Интуиция подсказывала ей, что таким образом он старается незаметно переключить ее внимание на Николь, и притормозила, не собираясь, однако, менять колею.

– Мне тоже хотелось познакомиться с вашей компанией – особенно с вами. Я ведь уже сказала, что влюбилась в вас с первого взгляда.

Тактика была выбрана правильно. Но необъятность пространства между небом и землей уже охладила его разум, подавила импульс, побудивший его привести ее сюда, заставила осознать избыточность ее откровенности и возвести заслон перед этой незапланированной сценой с непредусмотренными репликами.

Теперь он пытался сделать так, чтобы она пожелала вернуться в дом, но это было трудно, да и самому ему не хотелось терять ее. Она лишь ощутила легкий холодок, когда он добродушно пошутил:

– Сами вы не решите, чего вам хочется. Пойдите спросите об этом свою маму.

Ее словно ударили. Она прикоснулась к рукаву его темного пиджака, гладкость ткани которого под пальцами вызвала мысль о церковном облачении. Готовая, казалось, пасть на колени, она сделала последний выстрел:

– В моем представлении вы – самая замечательная личность, какую мне доводилось знать, – кроме моей мамы.

– Вы смотрите на мир романтическим взглядом.

Он рассмеялся, и этот смех подхватил их и понес на террасу, где Дик передал Розмари попечению Николь…
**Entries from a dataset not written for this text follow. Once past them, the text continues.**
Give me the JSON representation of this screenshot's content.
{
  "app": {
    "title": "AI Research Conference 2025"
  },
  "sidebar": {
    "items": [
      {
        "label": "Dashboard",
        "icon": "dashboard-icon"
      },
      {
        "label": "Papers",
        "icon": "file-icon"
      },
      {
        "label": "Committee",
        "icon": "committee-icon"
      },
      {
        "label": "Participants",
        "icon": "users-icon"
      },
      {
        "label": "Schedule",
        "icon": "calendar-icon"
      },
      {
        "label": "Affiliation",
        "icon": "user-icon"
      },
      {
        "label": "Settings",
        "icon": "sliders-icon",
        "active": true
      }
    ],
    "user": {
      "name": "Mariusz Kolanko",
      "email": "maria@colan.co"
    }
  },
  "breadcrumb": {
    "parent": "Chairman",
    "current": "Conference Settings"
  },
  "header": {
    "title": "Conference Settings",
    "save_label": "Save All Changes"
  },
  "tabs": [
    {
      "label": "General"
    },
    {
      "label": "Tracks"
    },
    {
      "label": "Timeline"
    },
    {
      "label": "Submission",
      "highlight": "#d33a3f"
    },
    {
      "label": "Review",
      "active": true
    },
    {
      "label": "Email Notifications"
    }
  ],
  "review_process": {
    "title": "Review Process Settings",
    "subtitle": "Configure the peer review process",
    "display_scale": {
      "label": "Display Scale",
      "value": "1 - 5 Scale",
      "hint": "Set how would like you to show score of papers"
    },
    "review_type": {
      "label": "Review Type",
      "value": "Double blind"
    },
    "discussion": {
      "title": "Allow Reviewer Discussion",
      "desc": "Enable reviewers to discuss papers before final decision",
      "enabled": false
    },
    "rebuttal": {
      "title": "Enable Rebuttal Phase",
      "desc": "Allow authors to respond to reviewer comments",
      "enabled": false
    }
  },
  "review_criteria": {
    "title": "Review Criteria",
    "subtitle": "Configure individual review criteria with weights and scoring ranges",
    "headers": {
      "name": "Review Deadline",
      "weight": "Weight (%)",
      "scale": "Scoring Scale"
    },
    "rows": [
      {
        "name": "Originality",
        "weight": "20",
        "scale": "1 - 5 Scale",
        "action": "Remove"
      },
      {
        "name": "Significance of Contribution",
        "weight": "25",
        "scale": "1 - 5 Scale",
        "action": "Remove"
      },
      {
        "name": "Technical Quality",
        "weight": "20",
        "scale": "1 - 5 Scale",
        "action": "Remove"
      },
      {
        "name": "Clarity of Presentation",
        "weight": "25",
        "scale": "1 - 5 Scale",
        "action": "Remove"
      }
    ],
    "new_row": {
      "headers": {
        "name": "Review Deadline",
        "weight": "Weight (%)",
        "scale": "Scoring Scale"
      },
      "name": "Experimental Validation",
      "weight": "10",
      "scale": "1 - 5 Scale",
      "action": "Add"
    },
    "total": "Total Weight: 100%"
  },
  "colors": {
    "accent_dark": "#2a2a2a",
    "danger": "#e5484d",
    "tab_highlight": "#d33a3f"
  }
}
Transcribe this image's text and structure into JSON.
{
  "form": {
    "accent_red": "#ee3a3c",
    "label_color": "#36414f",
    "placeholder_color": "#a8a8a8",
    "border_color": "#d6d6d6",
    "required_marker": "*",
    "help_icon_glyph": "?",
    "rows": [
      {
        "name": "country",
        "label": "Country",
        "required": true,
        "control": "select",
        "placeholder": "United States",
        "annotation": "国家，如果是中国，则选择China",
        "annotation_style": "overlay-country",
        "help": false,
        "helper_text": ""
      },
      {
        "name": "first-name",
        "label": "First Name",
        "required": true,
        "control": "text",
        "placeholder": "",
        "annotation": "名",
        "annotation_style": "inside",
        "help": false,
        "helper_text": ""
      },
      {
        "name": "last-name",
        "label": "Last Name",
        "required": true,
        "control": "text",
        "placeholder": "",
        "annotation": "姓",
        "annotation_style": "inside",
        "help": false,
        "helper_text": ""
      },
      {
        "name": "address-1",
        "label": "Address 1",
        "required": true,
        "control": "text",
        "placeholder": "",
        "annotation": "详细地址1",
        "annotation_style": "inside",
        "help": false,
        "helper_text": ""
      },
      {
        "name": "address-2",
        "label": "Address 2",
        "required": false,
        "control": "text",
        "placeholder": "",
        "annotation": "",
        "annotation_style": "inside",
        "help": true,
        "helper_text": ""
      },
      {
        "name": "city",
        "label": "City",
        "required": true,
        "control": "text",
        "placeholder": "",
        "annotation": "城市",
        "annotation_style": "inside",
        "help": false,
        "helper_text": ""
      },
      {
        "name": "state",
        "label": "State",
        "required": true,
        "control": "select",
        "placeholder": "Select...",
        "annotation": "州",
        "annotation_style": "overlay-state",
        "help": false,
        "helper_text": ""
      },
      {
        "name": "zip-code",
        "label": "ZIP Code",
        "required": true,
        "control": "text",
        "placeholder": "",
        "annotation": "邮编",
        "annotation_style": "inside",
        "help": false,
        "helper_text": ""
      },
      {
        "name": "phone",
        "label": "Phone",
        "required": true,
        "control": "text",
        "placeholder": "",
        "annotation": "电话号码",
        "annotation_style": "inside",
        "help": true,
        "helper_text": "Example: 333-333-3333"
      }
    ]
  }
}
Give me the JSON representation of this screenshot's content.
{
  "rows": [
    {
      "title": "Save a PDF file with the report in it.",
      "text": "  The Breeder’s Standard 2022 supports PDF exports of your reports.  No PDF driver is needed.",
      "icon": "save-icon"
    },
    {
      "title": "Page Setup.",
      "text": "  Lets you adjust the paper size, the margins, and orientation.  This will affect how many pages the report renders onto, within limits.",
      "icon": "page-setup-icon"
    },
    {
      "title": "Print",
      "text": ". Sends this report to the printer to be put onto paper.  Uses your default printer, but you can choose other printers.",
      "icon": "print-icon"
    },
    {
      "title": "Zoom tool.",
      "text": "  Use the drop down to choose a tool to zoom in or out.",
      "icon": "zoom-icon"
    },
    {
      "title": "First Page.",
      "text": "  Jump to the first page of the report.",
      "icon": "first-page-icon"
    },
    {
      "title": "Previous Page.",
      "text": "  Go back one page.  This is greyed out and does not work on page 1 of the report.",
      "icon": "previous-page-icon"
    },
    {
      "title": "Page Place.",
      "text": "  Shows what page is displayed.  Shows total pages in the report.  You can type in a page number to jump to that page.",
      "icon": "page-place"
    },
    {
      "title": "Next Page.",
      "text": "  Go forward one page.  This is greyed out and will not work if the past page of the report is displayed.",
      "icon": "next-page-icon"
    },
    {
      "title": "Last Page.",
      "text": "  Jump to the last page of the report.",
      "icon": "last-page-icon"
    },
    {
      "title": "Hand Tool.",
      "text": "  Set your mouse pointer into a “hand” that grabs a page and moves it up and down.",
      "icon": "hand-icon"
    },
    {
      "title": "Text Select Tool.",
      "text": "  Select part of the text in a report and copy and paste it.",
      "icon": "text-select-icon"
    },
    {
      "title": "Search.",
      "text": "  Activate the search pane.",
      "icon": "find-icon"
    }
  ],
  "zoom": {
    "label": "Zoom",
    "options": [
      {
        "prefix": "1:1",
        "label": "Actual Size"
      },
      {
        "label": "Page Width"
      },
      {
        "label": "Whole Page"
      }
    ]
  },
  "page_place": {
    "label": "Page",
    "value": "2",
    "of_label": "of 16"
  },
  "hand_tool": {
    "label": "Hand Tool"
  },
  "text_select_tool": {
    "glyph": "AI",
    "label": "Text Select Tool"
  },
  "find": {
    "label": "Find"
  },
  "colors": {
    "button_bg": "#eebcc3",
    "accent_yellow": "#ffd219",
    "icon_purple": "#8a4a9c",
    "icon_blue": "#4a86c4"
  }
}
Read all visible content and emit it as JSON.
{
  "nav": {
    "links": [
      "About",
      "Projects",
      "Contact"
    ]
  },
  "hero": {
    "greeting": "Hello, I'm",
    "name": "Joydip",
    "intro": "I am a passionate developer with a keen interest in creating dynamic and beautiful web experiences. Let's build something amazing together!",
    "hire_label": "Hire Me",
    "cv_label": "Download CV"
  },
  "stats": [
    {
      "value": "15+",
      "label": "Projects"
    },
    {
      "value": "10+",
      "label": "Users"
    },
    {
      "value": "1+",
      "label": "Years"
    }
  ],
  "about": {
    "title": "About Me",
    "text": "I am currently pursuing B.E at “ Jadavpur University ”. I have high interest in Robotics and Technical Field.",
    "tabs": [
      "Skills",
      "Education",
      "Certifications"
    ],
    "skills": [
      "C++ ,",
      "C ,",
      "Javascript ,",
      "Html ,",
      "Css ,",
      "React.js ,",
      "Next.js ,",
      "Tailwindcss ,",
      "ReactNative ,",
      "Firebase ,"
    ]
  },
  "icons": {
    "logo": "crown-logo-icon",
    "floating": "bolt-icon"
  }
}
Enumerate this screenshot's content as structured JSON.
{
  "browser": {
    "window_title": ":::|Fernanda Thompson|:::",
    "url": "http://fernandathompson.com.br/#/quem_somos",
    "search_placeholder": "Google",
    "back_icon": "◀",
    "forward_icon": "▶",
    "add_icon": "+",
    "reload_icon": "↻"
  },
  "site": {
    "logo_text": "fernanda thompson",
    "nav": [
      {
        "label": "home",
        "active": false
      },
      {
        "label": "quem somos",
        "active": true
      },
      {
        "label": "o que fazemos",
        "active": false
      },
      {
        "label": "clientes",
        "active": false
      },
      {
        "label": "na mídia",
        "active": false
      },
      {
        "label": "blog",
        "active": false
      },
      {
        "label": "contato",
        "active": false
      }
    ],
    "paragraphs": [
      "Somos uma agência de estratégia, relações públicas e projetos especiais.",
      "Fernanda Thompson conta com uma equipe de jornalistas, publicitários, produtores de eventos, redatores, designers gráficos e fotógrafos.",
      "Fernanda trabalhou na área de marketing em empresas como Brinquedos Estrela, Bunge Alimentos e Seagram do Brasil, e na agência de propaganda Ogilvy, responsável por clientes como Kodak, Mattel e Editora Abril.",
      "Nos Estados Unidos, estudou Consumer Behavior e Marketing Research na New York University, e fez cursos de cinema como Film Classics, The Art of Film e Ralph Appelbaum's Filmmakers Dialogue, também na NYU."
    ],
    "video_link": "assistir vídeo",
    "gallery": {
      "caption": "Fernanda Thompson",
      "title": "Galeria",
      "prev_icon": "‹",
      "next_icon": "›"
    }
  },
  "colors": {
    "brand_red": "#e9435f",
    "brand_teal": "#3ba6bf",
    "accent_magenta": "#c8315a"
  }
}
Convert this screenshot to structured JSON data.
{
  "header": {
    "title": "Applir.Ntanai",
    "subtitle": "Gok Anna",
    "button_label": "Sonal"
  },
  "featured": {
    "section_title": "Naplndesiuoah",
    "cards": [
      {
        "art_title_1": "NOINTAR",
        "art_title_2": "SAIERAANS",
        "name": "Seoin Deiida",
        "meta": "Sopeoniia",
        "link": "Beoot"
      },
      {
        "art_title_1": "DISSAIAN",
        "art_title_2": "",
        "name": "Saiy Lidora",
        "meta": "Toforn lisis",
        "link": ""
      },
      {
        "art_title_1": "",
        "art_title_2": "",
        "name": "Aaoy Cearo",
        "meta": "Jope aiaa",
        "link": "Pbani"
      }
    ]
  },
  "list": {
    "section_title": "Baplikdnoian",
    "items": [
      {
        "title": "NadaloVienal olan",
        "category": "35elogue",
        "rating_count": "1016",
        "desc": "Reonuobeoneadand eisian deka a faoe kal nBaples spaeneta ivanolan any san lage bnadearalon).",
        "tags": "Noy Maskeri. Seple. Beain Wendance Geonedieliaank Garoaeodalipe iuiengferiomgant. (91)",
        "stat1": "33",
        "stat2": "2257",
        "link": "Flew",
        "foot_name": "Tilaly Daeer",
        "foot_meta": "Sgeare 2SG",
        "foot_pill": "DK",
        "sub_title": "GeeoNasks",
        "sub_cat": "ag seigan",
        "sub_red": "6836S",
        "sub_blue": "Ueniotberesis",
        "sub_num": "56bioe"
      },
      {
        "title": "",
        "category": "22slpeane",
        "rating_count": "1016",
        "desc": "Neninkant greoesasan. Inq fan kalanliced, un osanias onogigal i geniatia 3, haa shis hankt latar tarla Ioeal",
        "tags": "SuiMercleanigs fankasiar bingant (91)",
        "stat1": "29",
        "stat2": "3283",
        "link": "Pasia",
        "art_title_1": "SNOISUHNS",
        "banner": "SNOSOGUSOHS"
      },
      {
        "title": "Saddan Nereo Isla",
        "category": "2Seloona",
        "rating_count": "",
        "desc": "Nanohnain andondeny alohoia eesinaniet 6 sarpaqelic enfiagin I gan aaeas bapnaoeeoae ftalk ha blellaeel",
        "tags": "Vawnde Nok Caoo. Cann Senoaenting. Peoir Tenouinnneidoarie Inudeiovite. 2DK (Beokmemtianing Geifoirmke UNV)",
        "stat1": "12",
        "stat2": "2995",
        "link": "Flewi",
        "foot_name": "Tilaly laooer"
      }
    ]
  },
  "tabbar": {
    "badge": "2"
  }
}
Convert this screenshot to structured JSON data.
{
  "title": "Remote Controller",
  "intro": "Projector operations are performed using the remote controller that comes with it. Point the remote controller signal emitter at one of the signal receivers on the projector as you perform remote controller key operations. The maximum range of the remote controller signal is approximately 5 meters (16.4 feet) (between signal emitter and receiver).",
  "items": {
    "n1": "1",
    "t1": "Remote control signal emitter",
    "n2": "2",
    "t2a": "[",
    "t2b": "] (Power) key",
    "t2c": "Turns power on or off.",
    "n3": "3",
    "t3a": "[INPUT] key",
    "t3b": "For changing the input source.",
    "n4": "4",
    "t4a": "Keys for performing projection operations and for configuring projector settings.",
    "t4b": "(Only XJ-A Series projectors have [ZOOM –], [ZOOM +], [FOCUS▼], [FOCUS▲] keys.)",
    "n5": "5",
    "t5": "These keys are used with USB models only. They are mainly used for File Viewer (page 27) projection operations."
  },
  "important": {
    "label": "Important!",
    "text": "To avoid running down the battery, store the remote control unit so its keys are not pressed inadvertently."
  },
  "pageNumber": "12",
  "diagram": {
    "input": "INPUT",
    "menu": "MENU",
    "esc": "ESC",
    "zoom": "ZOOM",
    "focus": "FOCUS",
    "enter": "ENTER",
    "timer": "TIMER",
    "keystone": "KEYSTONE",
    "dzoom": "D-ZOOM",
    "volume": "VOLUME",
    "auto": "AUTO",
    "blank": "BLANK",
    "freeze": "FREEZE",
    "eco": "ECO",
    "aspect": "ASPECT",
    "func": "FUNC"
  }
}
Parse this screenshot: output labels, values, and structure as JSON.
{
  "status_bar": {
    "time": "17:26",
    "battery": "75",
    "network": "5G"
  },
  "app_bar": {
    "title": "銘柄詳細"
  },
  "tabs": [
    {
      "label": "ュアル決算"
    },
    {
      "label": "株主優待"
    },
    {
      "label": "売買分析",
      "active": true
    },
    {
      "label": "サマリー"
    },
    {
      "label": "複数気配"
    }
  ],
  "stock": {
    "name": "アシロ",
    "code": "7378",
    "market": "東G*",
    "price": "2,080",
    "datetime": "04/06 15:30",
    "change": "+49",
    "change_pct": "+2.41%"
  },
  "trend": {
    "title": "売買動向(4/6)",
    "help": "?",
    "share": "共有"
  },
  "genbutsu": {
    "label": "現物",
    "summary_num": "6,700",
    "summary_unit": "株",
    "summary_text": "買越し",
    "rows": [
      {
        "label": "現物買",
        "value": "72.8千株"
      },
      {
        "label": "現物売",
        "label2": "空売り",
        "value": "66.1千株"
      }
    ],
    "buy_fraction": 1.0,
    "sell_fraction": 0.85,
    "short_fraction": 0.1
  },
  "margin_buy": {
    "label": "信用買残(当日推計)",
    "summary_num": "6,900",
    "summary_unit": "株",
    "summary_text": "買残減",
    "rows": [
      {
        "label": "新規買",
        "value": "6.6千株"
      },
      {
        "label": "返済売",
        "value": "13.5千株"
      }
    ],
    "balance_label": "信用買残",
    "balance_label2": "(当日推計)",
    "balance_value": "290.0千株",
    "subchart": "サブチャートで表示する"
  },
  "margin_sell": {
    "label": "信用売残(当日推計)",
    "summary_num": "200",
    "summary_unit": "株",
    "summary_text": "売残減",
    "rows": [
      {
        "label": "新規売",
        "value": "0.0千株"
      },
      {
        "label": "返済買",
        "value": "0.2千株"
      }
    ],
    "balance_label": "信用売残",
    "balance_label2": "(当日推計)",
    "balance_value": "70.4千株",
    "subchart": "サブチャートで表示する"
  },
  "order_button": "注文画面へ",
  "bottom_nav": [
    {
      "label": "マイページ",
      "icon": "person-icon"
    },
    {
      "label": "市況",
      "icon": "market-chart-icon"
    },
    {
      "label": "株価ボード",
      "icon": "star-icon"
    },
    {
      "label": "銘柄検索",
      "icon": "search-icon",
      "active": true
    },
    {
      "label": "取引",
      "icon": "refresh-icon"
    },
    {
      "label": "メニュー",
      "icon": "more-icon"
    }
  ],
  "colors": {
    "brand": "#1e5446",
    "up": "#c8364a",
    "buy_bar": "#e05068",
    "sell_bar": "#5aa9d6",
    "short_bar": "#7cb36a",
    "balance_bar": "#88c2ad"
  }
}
Слишком скоро настала пора прощаться, и Дайверы позаботились о том, чтобы все быстро добрались домой. В их просторную «Изотту» уселись Томми Барбан с вещами – ему предстояло провести ночь в отеле, чтобы успеть на ранний утренний поезд, – миссис Эбрамс, чета Маккиско и Кэмпьон. Эрл Брейди должен был по пути в Монте-Карло завезти Розмари с матерью в отель, Роял Дамфри тоже поехал с ними, поскольку в машине Дайверов ему места не хватило. Садовые фонари еще освещали стол, за которым только что ужинали гости, а Дайверы стояли рядышком в воротах: теплая улыбка Николь озаряла сумрак ночи, Дик каждому персонально, называя по имени, желал всего доброго. Розмари было больно уезжать, оставляя их вдвоем в общем доме. И что же такое увидела миссис Маккиско в туалетной комнате, снова подумала она.

IX

Ночь, словно гондола воздушного шара, свисавшая с одинокой тусклой звезды, была темной, но прозрачной. Сквозь уплотнившийся воздух звук клаксона ехавшего впереди автомобиля доносился приглушенно. Шофер Брейди вел машину осторожно; задние габаритные огни «Изотты» появлялись время от времени на поворотах, потом опять исчезали. Но минут через десять они высветились снова, на этот раз у обочины, неподвижные. Водитель Брейди тоже притормозил, но передняя машина тут же тронулась, правда, медленно, так что они стали ее обгонять и, поравнявшись, услышали неразборчивый гул голосов в глубине лимузина и увидели, что водитель Дайверов тихо ухмыляется. Набрав скорость, они помчались вперед сквозь набегавшие валы черноты, перемежавшиеся жидко серевшими просветами, и наконец, миновав участок крутых спусков и поворотов, напоминавших «русские горки», остановились перед темным массивом отеля Госса.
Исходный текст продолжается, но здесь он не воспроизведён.